The Leiden Early Arthritis Cohort (EAC) is an inception cohort that was established to study inflammatory arthritis early in the disease state, with a particular interest in RA. This cross-sectional study evaluates the frequency of intermetatarsal and submetatarsal bursitis (IMB and SMB) in early RA. The presence of these forefoot disorders on MRI was evaluated in 441 consecutive patients presenting to the EAC and in 193 healthy controls. IMB and SMB were found more frequently in RA than in other inflammatory arthritides or healthy controls, with a specificity of 70-97%. Sensitivity was higher for IMB than SMB. While the study was not designed to evaluate MRI of the forefoot as a predictive test for development of RA, these findings raise the possibility that this could be used as a diagnostic test in early arthritis and would be worthwhile studying prospectively.

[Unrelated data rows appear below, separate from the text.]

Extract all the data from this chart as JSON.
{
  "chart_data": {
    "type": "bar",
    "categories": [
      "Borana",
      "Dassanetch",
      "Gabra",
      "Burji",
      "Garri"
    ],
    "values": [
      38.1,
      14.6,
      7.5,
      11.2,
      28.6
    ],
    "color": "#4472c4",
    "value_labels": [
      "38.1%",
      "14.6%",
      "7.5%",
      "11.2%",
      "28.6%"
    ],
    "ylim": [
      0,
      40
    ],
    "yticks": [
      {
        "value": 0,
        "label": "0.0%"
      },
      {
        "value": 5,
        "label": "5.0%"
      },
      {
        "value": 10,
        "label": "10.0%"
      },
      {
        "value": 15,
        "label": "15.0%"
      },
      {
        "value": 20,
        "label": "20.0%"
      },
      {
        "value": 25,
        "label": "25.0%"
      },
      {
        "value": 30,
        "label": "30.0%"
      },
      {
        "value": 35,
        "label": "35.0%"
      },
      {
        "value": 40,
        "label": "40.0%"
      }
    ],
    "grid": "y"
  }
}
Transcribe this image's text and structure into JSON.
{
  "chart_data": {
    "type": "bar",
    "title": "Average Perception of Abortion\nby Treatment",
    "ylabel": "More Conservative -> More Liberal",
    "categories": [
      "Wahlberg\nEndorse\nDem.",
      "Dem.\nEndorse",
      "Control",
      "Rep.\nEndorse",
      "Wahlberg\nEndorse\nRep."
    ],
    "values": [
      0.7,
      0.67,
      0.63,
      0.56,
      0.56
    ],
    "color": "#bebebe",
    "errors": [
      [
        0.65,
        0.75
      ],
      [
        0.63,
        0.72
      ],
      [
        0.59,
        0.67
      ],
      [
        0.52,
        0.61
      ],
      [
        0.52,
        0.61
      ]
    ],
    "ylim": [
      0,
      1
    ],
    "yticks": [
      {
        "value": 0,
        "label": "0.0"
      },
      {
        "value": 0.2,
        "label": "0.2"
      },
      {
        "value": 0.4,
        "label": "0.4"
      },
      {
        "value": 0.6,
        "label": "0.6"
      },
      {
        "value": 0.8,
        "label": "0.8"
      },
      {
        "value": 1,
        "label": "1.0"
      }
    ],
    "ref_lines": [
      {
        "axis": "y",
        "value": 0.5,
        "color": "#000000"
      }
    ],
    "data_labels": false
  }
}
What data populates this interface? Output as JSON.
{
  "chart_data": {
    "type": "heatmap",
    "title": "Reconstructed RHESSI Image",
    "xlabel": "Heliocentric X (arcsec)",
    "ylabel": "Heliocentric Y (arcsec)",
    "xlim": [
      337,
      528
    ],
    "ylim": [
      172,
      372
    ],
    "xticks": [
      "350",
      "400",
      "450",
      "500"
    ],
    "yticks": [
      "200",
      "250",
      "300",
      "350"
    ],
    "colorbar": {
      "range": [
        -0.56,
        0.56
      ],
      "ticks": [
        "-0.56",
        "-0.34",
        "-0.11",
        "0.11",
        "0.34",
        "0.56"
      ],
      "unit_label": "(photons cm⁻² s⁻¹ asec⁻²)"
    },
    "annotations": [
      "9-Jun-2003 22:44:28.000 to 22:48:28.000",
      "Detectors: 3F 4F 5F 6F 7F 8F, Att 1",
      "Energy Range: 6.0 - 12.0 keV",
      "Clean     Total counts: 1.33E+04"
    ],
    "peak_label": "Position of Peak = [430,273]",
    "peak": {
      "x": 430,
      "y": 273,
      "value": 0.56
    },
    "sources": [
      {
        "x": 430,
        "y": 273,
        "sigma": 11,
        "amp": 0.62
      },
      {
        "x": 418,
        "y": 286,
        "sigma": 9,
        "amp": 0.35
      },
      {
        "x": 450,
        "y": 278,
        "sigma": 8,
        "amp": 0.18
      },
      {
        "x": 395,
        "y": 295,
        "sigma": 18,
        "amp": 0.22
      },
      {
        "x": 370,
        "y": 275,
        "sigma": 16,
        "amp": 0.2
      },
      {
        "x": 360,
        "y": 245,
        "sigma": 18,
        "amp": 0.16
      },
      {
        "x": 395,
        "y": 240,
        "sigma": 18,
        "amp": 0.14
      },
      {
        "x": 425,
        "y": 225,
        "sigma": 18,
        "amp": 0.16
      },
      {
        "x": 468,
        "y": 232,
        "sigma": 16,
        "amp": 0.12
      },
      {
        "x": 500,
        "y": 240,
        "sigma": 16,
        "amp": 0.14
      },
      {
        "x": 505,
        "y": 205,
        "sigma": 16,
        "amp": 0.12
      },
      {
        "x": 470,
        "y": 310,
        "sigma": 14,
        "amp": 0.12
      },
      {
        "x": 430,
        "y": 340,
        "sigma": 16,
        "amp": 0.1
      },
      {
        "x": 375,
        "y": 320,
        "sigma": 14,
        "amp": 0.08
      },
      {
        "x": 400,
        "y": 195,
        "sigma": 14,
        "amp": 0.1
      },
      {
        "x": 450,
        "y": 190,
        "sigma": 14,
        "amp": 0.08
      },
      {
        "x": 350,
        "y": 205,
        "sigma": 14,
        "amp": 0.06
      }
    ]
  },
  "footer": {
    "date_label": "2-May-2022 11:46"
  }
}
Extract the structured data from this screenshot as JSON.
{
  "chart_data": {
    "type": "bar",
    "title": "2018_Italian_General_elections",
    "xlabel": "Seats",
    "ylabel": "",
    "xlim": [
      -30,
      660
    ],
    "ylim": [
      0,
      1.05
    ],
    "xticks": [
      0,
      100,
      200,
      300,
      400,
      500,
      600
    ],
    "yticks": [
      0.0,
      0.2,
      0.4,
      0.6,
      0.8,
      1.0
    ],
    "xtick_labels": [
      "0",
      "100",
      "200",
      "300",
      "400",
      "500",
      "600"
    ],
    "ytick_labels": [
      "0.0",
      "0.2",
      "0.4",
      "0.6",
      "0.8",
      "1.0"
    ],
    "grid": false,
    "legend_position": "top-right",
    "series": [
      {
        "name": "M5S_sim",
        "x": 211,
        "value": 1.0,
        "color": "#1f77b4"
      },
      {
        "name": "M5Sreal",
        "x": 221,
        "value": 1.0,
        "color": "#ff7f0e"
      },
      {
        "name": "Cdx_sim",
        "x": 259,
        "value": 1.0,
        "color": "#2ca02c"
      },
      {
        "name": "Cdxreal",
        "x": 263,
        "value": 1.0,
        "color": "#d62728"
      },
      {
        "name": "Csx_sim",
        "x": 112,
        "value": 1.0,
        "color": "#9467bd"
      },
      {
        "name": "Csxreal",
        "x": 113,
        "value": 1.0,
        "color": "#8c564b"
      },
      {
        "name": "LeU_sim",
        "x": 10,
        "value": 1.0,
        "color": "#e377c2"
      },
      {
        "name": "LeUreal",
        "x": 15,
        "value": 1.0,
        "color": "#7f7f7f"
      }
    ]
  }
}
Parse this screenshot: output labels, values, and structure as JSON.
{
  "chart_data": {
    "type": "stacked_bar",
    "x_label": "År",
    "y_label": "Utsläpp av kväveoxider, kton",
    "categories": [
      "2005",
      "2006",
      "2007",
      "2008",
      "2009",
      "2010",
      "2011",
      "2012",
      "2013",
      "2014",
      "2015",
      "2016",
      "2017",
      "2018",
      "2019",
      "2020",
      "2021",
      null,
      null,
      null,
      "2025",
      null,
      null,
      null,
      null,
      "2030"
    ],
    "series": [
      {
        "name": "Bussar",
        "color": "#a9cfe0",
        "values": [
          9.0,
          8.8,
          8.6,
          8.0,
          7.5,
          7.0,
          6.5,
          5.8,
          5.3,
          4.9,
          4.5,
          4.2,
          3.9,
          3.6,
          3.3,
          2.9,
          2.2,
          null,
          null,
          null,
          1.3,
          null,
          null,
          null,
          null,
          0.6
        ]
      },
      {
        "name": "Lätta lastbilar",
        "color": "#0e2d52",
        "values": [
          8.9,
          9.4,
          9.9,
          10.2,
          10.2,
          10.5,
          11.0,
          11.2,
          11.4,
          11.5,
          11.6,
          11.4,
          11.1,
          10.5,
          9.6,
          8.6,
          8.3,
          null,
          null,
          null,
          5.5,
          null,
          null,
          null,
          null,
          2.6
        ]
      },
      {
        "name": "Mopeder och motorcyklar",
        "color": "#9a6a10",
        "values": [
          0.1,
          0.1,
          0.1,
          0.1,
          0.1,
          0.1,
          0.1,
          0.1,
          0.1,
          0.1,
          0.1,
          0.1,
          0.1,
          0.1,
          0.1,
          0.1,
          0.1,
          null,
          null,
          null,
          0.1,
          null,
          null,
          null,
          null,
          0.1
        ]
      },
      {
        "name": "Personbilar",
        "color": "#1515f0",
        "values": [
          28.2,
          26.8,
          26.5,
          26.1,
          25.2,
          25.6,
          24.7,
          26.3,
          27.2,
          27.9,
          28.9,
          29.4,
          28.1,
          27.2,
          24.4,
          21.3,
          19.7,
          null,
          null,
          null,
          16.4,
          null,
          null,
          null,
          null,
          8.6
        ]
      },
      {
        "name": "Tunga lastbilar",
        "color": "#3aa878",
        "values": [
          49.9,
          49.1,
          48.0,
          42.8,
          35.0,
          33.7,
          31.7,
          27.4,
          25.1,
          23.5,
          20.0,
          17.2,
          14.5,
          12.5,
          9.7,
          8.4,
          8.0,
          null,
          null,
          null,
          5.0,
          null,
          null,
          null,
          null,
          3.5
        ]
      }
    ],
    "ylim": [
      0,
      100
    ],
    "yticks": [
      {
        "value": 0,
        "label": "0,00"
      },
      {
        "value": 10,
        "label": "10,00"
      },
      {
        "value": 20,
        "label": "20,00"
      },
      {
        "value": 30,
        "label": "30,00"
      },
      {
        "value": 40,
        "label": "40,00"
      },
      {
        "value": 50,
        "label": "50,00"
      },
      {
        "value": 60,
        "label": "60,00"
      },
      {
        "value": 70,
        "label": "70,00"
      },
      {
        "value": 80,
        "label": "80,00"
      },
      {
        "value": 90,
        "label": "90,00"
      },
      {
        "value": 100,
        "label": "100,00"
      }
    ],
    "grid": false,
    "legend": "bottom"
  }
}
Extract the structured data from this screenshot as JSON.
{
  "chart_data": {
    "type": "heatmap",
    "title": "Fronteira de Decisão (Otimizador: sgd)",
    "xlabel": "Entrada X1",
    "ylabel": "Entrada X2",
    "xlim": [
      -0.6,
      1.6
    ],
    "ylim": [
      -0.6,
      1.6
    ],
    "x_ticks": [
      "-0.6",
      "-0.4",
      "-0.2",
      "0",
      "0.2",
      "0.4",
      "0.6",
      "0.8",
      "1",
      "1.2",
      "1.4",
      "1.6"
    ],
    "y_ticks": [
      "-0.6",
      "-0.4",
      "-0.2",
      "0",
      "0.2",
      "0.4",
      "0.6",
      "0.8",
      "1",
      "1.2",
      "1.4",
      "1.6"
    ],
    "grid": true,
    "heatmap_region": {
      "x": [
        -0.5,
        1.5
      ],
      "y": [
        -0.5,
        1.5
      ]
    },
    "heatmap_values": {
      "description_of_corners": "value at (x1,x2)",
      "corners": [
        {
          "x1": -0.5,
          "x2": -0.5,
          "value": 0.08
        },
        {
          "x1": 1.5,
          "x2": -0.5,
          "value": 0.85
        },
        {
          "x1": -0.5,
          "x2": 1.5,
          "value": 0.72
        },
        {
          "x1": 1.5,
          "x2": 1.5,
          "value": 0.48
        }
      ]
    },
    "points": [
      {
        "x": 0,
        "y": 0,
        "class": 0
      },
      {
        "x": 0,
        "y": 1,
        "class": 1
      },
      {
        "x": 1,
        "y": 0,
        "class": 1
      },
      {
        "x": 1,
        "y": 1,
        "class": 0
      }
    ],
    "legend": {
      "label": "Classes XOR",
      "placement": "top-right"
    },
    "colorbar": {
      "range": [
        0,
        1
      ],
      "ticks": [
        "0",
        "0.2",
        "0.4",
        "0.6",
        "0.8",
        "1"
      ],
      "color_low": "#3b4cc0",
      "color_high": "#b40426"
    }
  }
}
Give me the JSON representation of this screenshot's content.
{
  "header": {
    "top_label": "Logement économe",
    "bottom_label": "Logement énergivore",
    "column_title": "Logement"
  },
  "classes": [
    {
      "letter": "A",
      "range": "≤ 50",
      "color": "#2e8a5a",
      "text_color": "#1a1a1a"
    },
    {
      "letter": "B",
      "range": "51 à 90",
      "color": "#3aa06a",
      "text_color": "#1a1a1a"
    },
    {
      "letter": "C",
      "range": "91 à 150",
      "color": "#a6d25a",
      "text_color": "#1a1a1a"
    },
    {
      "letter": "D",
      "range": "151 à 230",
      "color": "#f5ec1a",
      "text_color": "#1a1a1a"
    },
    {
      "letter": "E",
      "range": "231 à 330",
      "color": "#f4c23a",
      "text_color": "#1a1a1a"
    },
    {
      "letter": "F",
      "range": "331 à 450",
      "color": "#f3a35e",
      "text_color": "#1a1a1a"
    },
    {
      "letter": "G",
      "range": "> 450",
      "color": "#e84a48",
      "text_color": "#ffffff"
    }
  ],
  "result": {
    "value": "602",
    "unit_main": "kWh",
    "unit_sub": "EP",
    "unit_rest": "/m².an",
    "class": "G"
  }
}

Another question with regard to prediction of response of RA to therapy is that of the possibility of maintaining sustained DMARD-free remission (SDFR). Another study from the Leiden EAC examined 772 RA patients treated with synthetic and biologic DMARDs who had achieved clinical remission (DAS < 2.4) without synovitis. Taper and discontinuation of therapy was attempted, and patients were followed to evaluate whether absence of synovitis on exam was sustained on followup for at least 1 year. Of these patients, 149 achieved SDFR within 7 years of followup; 130 of these patients were seronegative for ACPA. Baseline DAS was similar between patients who did and did not achieve SDFR, but a better early DAS response (larger decrease between baseline and 4 months) was associated an increased chance of SDFR. As the study is observational without a control, it is hard to evaluate how SDFR may proceed in the natural course of the disease. Although the importance of treatment response at 4 months places a premium on early reduction of inflammation, achievement of SDFR in these patients may also be related to other baseline characteristics of the group, especially as ACPA-positive patients less frequently achieved SDFR.